Carlos José Reyes fue un hombre de teatro como no hay más de una docena en la historia de Colombia. Supo (y dijo más de una vez) que el teatro era un lugar donde el ser humano se inventa a sí mismo, o donde aprende a ser lo que puede ser, y lo practicó durante 60 años con eso en mente. (Aunque es inexacto hablar de 60 años. Estoy pensando en 1959, cuando Carlos José dirigió una obra de Ionesco para un festival del Teatro Colón; pero él, sospecho, me recordaría que a los cuatro años ya estaba actuando en no sé qué producción de no sé qué compañía, y tendría razón.) También creyó que había una relación misteriosa entre el teatro y la capacidad de una sociedad para hablarse, para negociar sus diferencias, para tratar de no hacerse daño, y acaso parte de esto era otra de sus múltiples facetas: dramaturgo y director de teatro para niños. Creía que inventar una nueva generación de público era también inventar una nueva generación de ciudadanos.
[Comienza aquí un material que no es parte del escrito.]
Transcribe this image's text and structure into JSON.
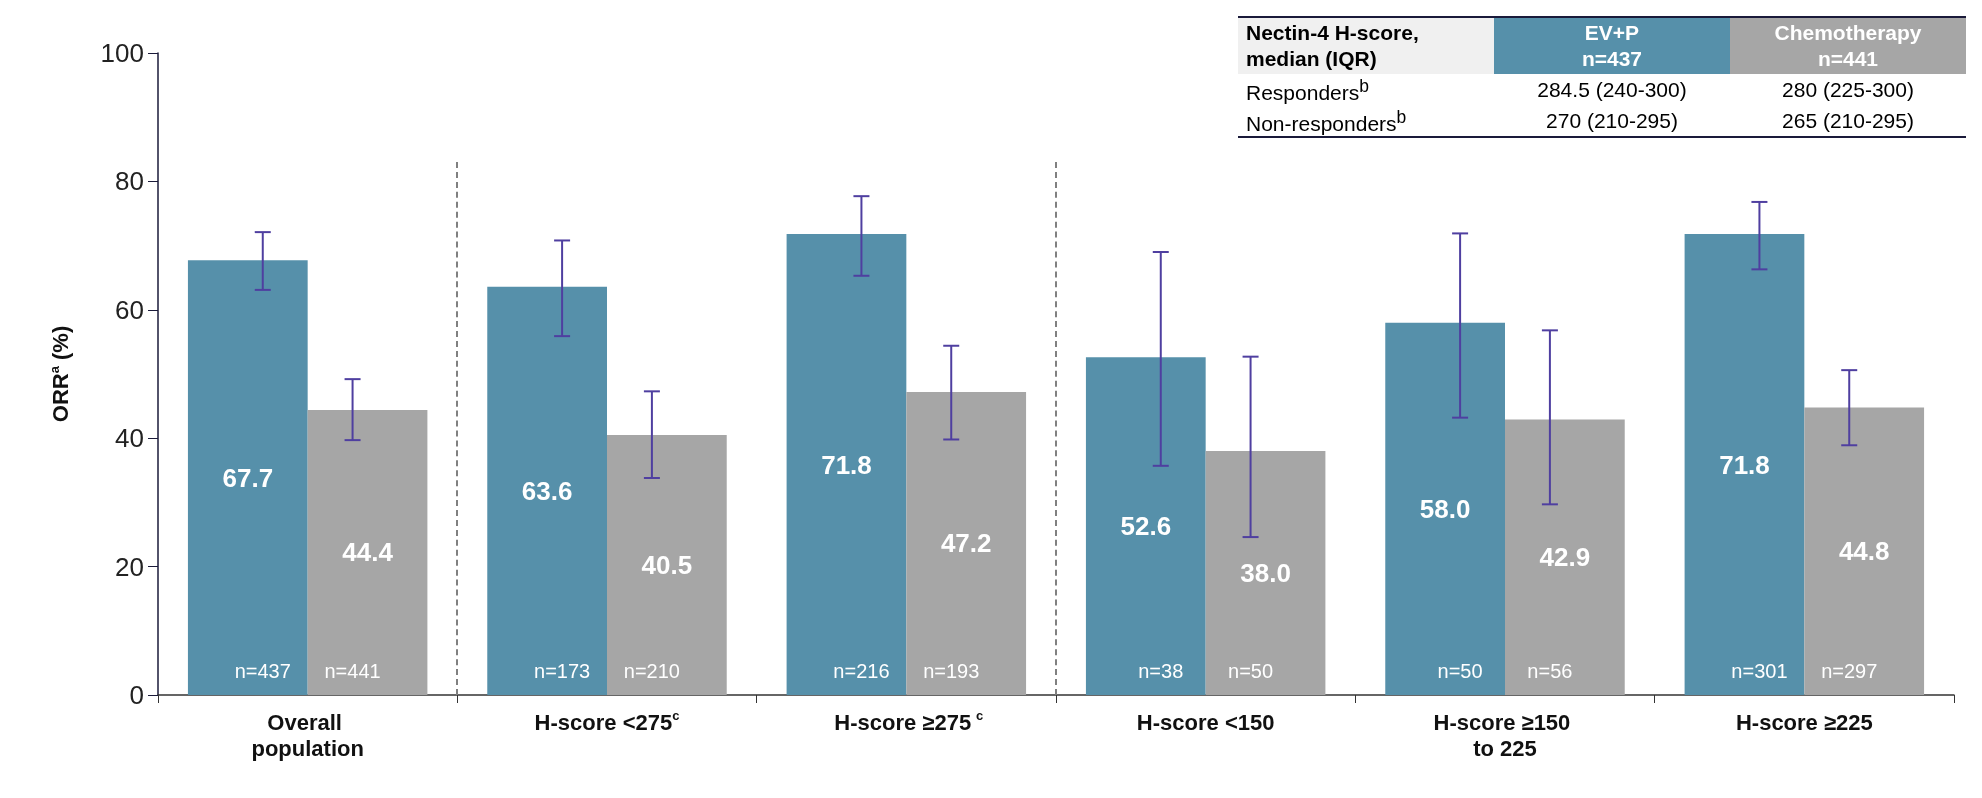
{
  "chart_data": {
    "type": "bar",
    "ylabel": "ORR$^{a}$ (%)",
    "categories": [
      "Overall population",
      "H-score <275$^{c}$",
      "H-score ≥275$^{c}$",
      "H-score <150",
      "H-score ≥150 to 225",
      "H-score ≥225"
    ],
    "series": [
      {
        "name": "EV+P",
        "color": "#5690aa",
        "values": [
          67.7,
          63.6,
          71.8,
          52.6,
          58.0,
          71.8
        ],
        "value_labels": [
          "67.7",
          "63.6",
          "71.8",
          "52.6",
          "58.0",
          "71.8"
        ],
        "errors": [
          [
            63.1,
            72.1
          ],
          [
            55.9,
            70.8
          ],
          [
            65.3,
            77.7
          ],
          [
            35.7,
            69.0
          ],
          [
            43.2,
            71.9
          ],
          [
            66.3,
            76.8
          ]
        ]
      },
      {
        "name": "Chemotherapy",
        "color": "#a6a6a6",
        "values": [
          44.4,
          40.5,
          47.2,
          38.0,
          42.9,
          44.8
        ],
        "value_labels": [
          "44.4",
          "40.5",
          "47.2",
          "38.0",
          "42.9",
          "44.8"
        ],
        "errors": [
          [
            39.7,
            49.2
          ],
          [
            33.8,
            47.3
          ],
          [
            39.8,
            54.4
          ],
          [
            24.6,
            52.7
          ],
          [
            29.7,
            56.8
          ],
          [
            38.9,
            50.6
          ]
        ]
      }
    ],
    "ylim": [
      0,
      100
    ],
    "yticks": [
      0,
      20,
      40,
      60,
      80,
      100
    ],
    "grid": false,
    "legend": "top right",
    "annotations": [
      {
        "text": "n=437",
        "x": "Overall population",
        "y": 0
      },
      {
        "text": "n=441",
        "x": "Overall population",
        "y": 0
      },
      {
        "text": "n=173",
        "x": "H-score <275$^{c}$",
        "y": 0
      },
      {
        "text": "n=210",
        "x": "H-score <275$^{c}$",
        "y": 0
      },
      {
        "text": "n=216",
        "x": "H-score ≥275$^{c}$",
        "y": 0
      },
      {
        "text": "n=193",
        "x": "H-score ≥275$^{c}$",
        "y": 0
      },
      {
        "text": "n=38",
        "x": "H-score <150",
        "y": 0
      },
      {
        "text": "n=50",
        "x": "H-score <150",
        "y": 0
      },
      {
        "text": "n=50",
        "x": "H-score ≥150 to 225",
        "y": 0
      },
      {
        "text": "n=56",
        "x": "H-score ≥150 to 225",
        "y": 0
      },
      {
        "text": "n=301",
        "x": "H-score ≥225",
        "y": 0
      },
      {
        "text": "n=297",
        "x": "H-score ≥225",
        "y": 0
      },
      "Nectin-4 H-score, median (IQR)",
      "n=437",
      "n=441",
      "Responders$^{b}$",
      "284.5 (240-300)",
      "280 (225-300)",
      "Non-responders$^{b}$",
      "270 (210-295)",
      "265 (210-295)"
    ]
  }
}
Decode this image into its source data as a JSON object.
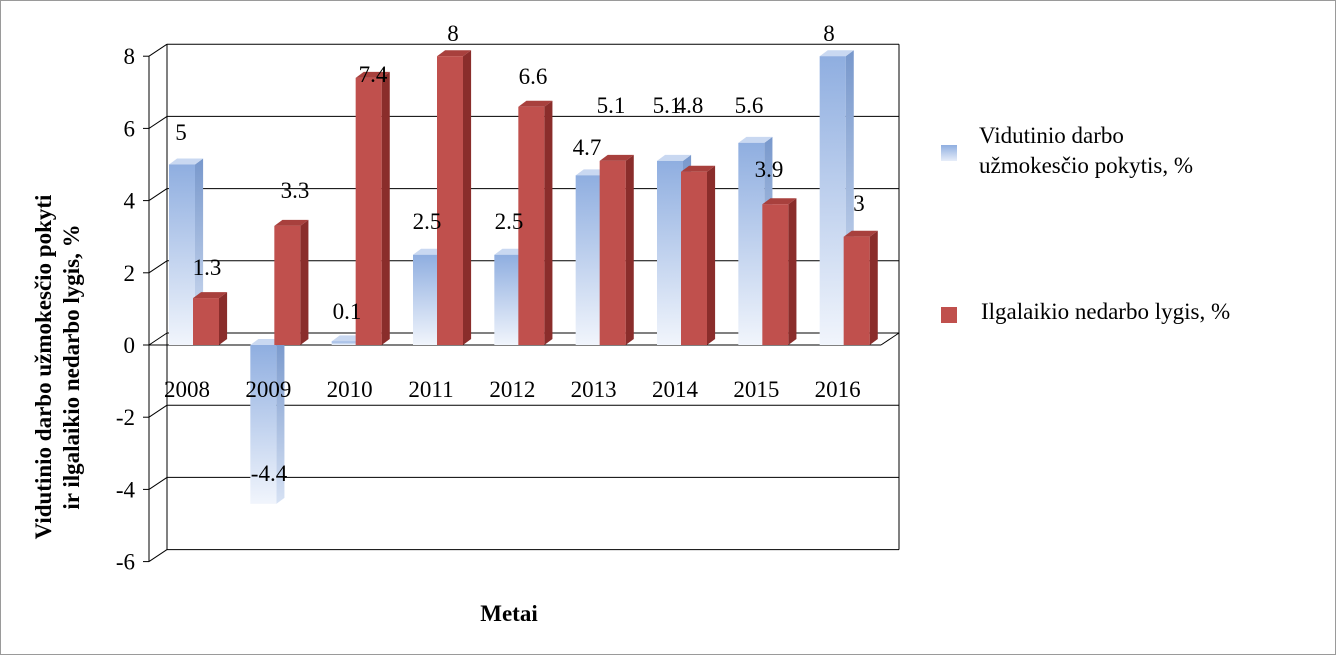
{
  "chart_data": {
    "type": "bar",
    "style": "3d-clustered-column",
    "categories": [
      "2008",
      "2009",
      "2010",
      "2011",
      "2012",
      "2013",
      "2014",
      "2015",
      "2016"
    ],
    "series": [
      {
        "name": "Vidutinio darbo užmokesčio pokytis, %",
        "values": [
          5,
          -4.4,
          0.1,
          2.5,
          2.5,
          4.7,
          5.1,
          5.6,
          8
        ],
        "labels": [
          "5",
          "-4.4",
          "0.1",
          "2.5",
          "2.5",
          "4.7",
          "5.1",
          "5.6",
          "8"
        ],
        "color": "#a8c2e8"
      },
      {
        "name": "Ilgalaikio nedarbo lygis, %",
        "values": [
          1.3,
          3.3,
          7.4,
          8,
          6.6,
          5.1,
          4.8,
          3.9,
          3
        ],
        "labels": [
          "1.3",
          "3.3",
          "7.4",
          "8",
          "6.6",
          "5.1",
          "4.8",
          "3.9",
          "3"
        ],
        "color": "#c0504d"
      }
    ],
    "ylim": [
      -6,
      8
    ],
    "yticks": [
      "-6",
      "-4",
      "-2",
      "0",
      "2",
      "4",
      "6",
      "8"
    ],
    "xlabel": "Metai",
    "ylabel_lines": [
      "Vidutinio darbo užmokesčio pokyti",
      "ir ilgalaikio nedarbo lygis, %"
    ],
    "grid": true,
    "legend_position": "right"
  }
}
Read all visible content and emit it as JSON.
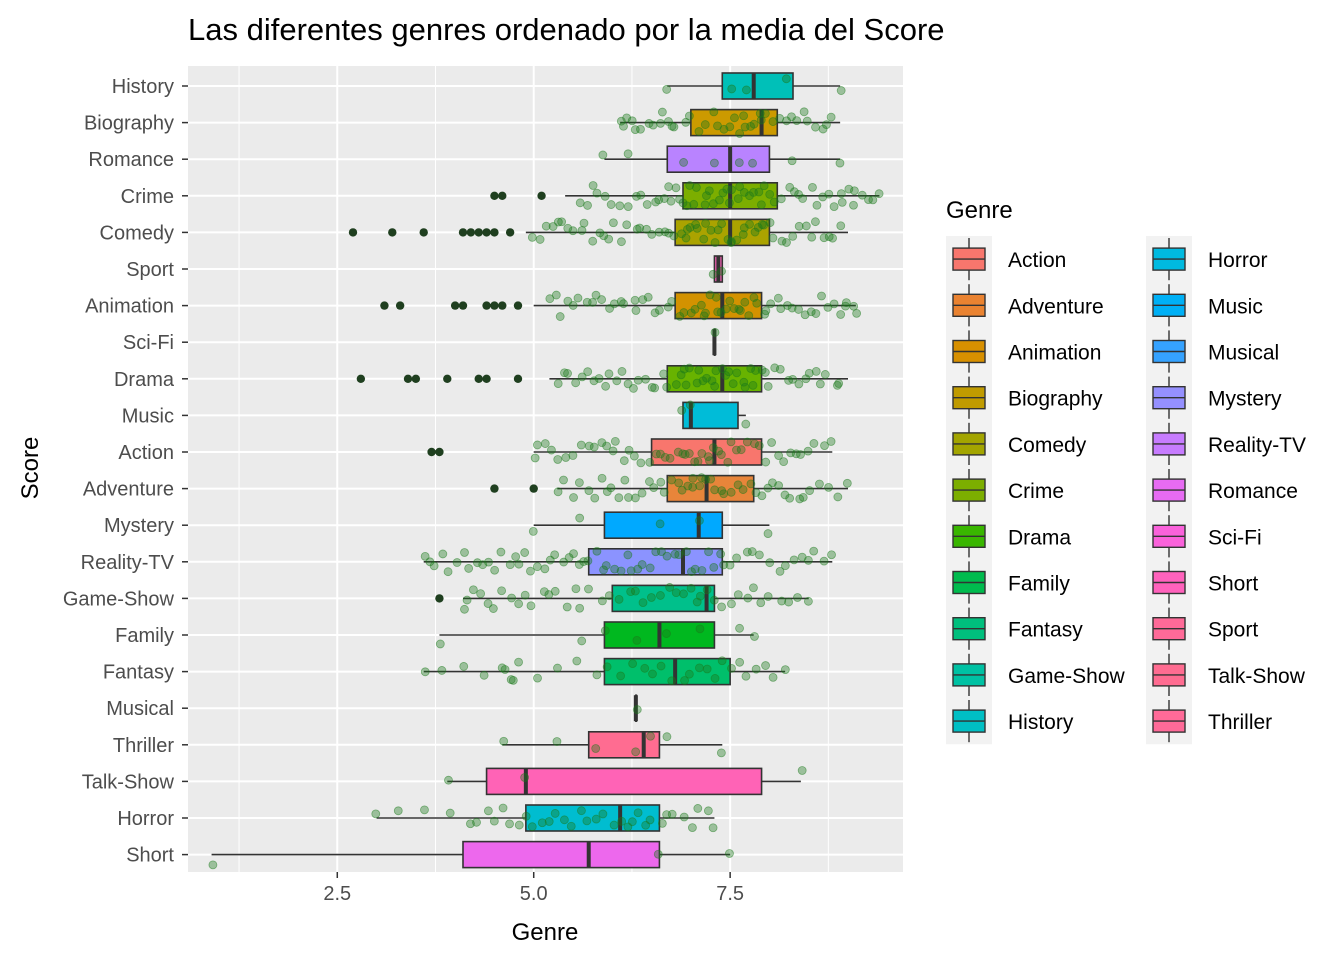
{
  "chart_data": {
    "type": "boxplot",
    "orientation": "horizontal",
    "title": "Las diferentes genres ordenado por la media del Score",
    "xlabel": "Genre",
    "ylabel": "Score",
    "xlim": [
      0.6,
      9.7
    ],
    "x_ticks": [
      {
        "value": 2.5,
        "label": "2.5"
      },
      {
        "value": 5.0,
        "label": "5.0"
      },
      {
        "value": 7.5,
        "label": "7.5"
      }
    ],
    "grid": true,
    "legend": {
      "title": "Genre",
      "placement": "right"
    },
    "categories": [
      "History",
      "Biography",
      "Romance",
      "Crime",
      "Comedy",
      "Sport",
      "Animation",
      "Sci-Fi",
      "Drama",
      "Music",
      "Action",
      "Adventure",
      "Mystery",
      "Reality-TV",
      "Game-Show",
      "Family",
      "Fantasy",
      "Musical",
      "Thriller",
      "Talk-Show",
      "Horror",
      "Short"
    ],
    "boxes": [
      {
        "genre": "History",
        "min": 6.7,
        "q1": 7.4,
        "median": 7.8,
        "q3": 8.3,
        "max": 8.9,
        "outliers": [],
        "points": [
          6.7,
          7.5,
          7.7,
          8.2,
          8.9
        ]
      },
      {
        "genre": "Biography",
        "min": 6.1,
        "q1": 7.0,
        "median": 7.9,
        "q3": 8.1,
        "max": 8.9,
        "outliers": [],
        "points": [
          6.1,
          6.3,
          6.6,
          6.8,
          7.2,
          7.5,
          7.7,
          7.9,
          8.2,
          8.5,
          8.8
        ]
      },
      {
        "genre": "Romance",
        "min": 5.9,
        "q1": 6.7,
        "median": 7.5,
        "q3": 8.0,
        "max": 8.9,
        "outliers": [],
        "points": [
          5.9,
          6.2,
          6.9,
          7.3,
          7.6,
          7.8,
          8.3,
          8.9
        ]
      },
      {
        "genre": "Crime",
        "min": 5.4,
        "q1": 6.9,
        "median": 7.5,
        "q3": 8.1,
        "max": 9.4,
        "outliers": [
          4.5,
          4.6,
          5.1
        ],
        "points": [
          5.6,
          5.9,
          6.3,
          6.6,
          6.8,
          7.0,
          7.2,
          7.4,
          7.6,
          7.8,
          8.0,
          8.3,
          8.6,
          8.9,
          9.1,
          9.4
        ]
      },
      {
        "genre": "Comedy",
        "min": 4.9,
        "q1": 6.8,
        "median": 7.5,
        "q3": 8.0,
        "max": 9.0,
        "outliers": [
          2.7,
          3.2,
          3.6,
          4.1,
          4.2,
          4.3,
          4.4,
          4.5,
          4.7
        ],
        "points": [
          5.0,
          5.3,
          5.6,
          5.9,
          6.2,
          6.5,
          6.8,
          7.0,
          7.2,
          7.4,
          7.6,
          7.8,
          8.0,
          8.3,
          8.6,
          8.9
        ]
      },
      {
        "genre": "Sport",
        "min": 7.3,
        "q1": 7.3,
        "median": 7.35,
        "q3": 7.4,
        "max": 7.4,
        "outliers": [],
        "points": [
          7.3,
          7.4
        ]
      },
      {
        "genre": "Animation",
        "min": 5.0,
        "q1": 6.8,
        "median": 7.4,
        "q3": 7.9,
        "max": 9.1,
        "outliers": [
          3.1,
          3.3,
          4.0,
          4.1,
          4.4,
          4.5,
          4.6,
          4.8
        ],
        "points": [
          5.2,
          5.5,
          5.8,
          6.1,
          6.4,
          6.7,
          7.0,
          7.2,
          7.4,
          7.6,
          7.8,
          8.0,
          8.3,
          8.6,
          8.9,
          9.1
        ]
      },
      {
        "genre": "Sci-Fi",
        "min": 7.3,
        "q1": 7.3,
        "median": 7.3,
        "q3": 7.3,
        "max": 7.3,
        "outliers": [],
        "points": [
          7.3
        ]
      },
      {
        "genre": "Drama",
        "min": 5.2,
        "q1": 6.7,
        "median": 7.4,
        "q3": 7.9,
        "max": 9.0,
        "outliers": [
          2.8,
          3.4,
          3.5,
          3.9,
          4.3,
          4.4,
          4.8
        ],
        "points": [
          5.3,
          5.6,
          5.9,
          6.2,
          6.5,
          6.8,
          7.0,
          7.2,
          7.4,
          7.6,
          7.8,
          8.0,
          8.3,
          8.6,
          8.9
        ]
      },
      {
        "genre": "Music",
        "min": 6.9,
        "q1": 6.9,
        "median": 7.0,
        "q3": 7.6,
        "max": 7.7,
        "outliers": [],
        "points": [
          6.9,
          7.0,
          7.7
        ]
      },
      {
        "genre": "Action",
        "min": 5.0,
        "q1": 6.5,
        "median": 7.3,
        "q3": 7.9,
        "max": 8.8,
        "outliers": [
          3.7,
          3.8
        ],
        "points": [
          5.0,
          5.3,
          5.7,
          6.0,
          6.3,
          6.6,
          6.9,
          7.1,
          7.3,
          7.5,
          7.8,
          8.1,
          8.4,
          8.8
        ]
      },
      {
        "genre": "Adventure",
        "min": 5.3,
        "q1": 6.7,
        "median": 7.2,
        "q3": 7.8,
        "max": 9.0,
        "outliers": [
          4.5,
          5.0
        ],
        "points": [
          5.3,
          5.7,
          6.0,
          6.3,
          6.6,
          6.9,
          7.1,
          7.3,
          7.6,
          7.9,
          8.2,
          8.5,
          9.0
        ]
      },
      {
        "genre": "Mystery",
        "min": 5.0,
        "q1": 5.9,
        "median": 7.1,
        "q3": 7.4,
        "max": 8.0,
        "outliers": [],
        "points": [
          5.0,
          5.6,
          6.6,
          7.1,
          8.0
        ]
      },
      {
        "genre": "Reality-TV",
        "min": 3.6,
        "q1": 5.7,
        "median": 6.9,
        "q3": 7.4,
        "max": 8.8,
        "outliers": [],
        "points": [
          3.6,
          3.9,
          4.3,
          4.6,
          4.9,
          5.2,
          5.5,
          5.8,
          6.1,
          6.4,
          6.7,
          7.0,
          7.3,
          7.6,
          8.0,
          8.4,
          8.8
        ]
      },
      {
        "genre": "Game-Show",
        "min": 4.1,
        "q1": 6.0,
        "median": 7.2,
        "q3": 7.3,
        "max": 8.5,
        "outliers": [
          3.8
        ],
        "points": [
          4.1,
          4.4,
          4.8,
          5.2,
          5.6,
          6.1,
          6.5,
          6.9,
          7.2,
          7.6,
          8.0,
          8.5
        ]
      },
      {
        "genre": "Family",
        "min": 3.8,
        "q1": 5.9,
        "median": 6.6,
        "q3": 7.3,
        "max": 7.8,
        "outliers": [],
        "points": [
          3.8,
          5.6,
          5.9,
          6.3,
          6.7,
          7.1,
          7.6,
          7.8
        ]
      },
      {
        "genre": "Fantasy",
        "min": 3.6,
        "q1": 5.9,
        "median": 6.8,
        "q3": 7.5,
        "max": 8.2,
        "outliers": [],
        "points": [
          3.6,
          4.6,
          4.8,
          5.8,
          6.4,
          6.9,
          7.3,
          7.7,
          8.2
        ]
      },
      {
        "genre": "Musical",
        "min": 6.3,
        "q1": 6.3,
        "median": 6.3,
        "q3": 6.3,
        "max": 6.3,
        "outliers": [],
        "points": [
          6.3
        ]
      },
      {
        "genre": "Thriller",
        "min": 4.6,
        "q1": 5.7,
        "median": 6.4,
        "q3": 6.6,
        "max": 7.4,
        "outliers": [],
        "points": [
          4.6,
          5.3,
          5.8,
          6.3,
          6.5,
          6.7,
          7.4
        ]
      },
      {
        "genre": "Talk-Show",
        "min": 3.9,
        "q1": 4.4,
        "median": 4.9,
        "q3": 7.9,
        "max": 8.4,
        "outliers": [],
        "points": [
          3.9,
          4.9,
          8.4
        ]
      },
      {
        "genre": "Horror",
        "min": 3.0,
        "q1": 4.9,
        "median": 6.1,
        "q3": 6.6,
        "max": 7.3,
        "outliers": [],
        "points": [
          3.0,
          4.2,
          4.6,
          5.0,
          5.4,
          5.8,
          6.2,
          6.5,
          6.9,
          7.3
        ]
      },
      {
        "genre": "Short",
        "min": 0.9,
        "q1": 4.1,
        "median": 5.7,
        "q3": 6.6,
        "max": 7.5,
        "outliers": [],
        "points": [
          0.9,
          6.6,
          7.5
        ]
      }
    ],
    "legend_entries": [
      {
        "name": "Action",
        "color": "#F8766D"
      },
      {
        "name": "Adventure",
        "color": "#EA8331"
      },
      {
        "name": "Animation",
        "color": "#D89000"
      },
      {
        "name": "Biography",
        "color": "#C09B00"
      },
      {
        "name": "Comedy",
        "color": "#A3A500"
      },
      {
        "name": "Crime",
        "color": "#7CAE00"
      },
      {
        "name": "Drama",
        "color": "#39B600"
      },
      {
        "name": "Family",
        "color": "#00BB4E"
      },
      {
        "name": "Fantasy",
        "color": "#00BF7D"
      },
      {
        "name": "Game-Show",
        "color": "#00C1A3"
      },
      {
        "name": "History",
        "color": "#00BFC4"
      },
      {
        "name": "Horror",
        "color": "#00BAE0"
      },
      {
        "name": "Music",
        "color": "#00B0F6"
      },
      {
        "name": "Musical",
        "color": "#35A2FF"
      },
      {
        "name": "Mystery",
        "color": "#9590FF"
      },
      {
        "name": "Reality-TV",
        "color": "#C77CFF"
      },
      {
        "name": "Romance",
        "color": "#E76BF3"
      },
      {
        "name": "Sci-Fi",
        "color": "#FA62DB"
      },
      {
        "name": "Short",
        "color": "#FF62BC"
      },
      {
        "name": "Sport",
        "color": "#FF6A98"
      },
      {
        "name": "Talk-Show",
        "color": "#FF6C91"
      },
      {
        "name": "Thriller",
        "color": "#FF6A98"
      }
    ],
    "box_colors": {
      "History": "#00C0B8",
      "Biography": "#CC9A00",
      "Romance": "#B983FF",
      "Crime": "#7CAE00",
      "Comedy": "#ABA300",
      "Sport": "#FF62BC",
      "Animation": "#D39200",
      "Sci-Fi": "#E76BF3",
      "Drama": "#68B300",
      "Music": "#00BCD8",
      "Action": "#F8766D",
      "Adventure": "#E8853A",
      "Mystery": "#00A9FF",
      "Reality-TV": "#8B93FF",
      "Game-Show": "#00C08B",
      "Family": "#00B81F",
      "Fantasy": "#00BF6B",
      "Musical": "#00B3F0",
      "Thriller": "#FF6C91",
      "Talk-Show": "#FF63B6",
      "Horror": "#00BDD0",
      "Short": "#ED68ED"
    },
    "point_color": "#1a7a1a",
    "outlier_color": "#1f3f1f"
  }
}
Todo lo hizo con entrega y transparencia, sin hacer trampa ni tomar atajos, como si ni siquiera se fijara en la construcción de un legado que lo superara: más bien fijándose en lo que las artes escénicas podían hacer por este país atribulado que fue el suyo. Y, sin embargo, su legado está ahí: en los libros que escribió, las series con las que nos contó nuestra historia, los papeles que interpretó ―pocos segundos como médico en Cóndores no entierran todos los días, varios más en una serie sobre Bolívar donde interpretó a su propio antepasado― y las obras, las muchas obras, que dirigió sobre las tablas. El teatro es el arte de lo efímero: por más que asistamos a las salas con esa superstición, los espectadores de teatro sabemos que no es posible ir dos veces a la misma obra, que la obra siempre cambia, que cambia incluso (o sobre todo) para los que la hacen. Pero el teatro se hace con cosas que no son efímeras: la dedicación y el talento y el conocimiento y el arte de la gente de teatro. Carlos José Reyes fue una de esas personas, parte de una generación que ya está desapareciendo y a la cual, me parece, le debemos mucho. Tampoco sus legados son efímeros. Y hay que dar las gracias por ello.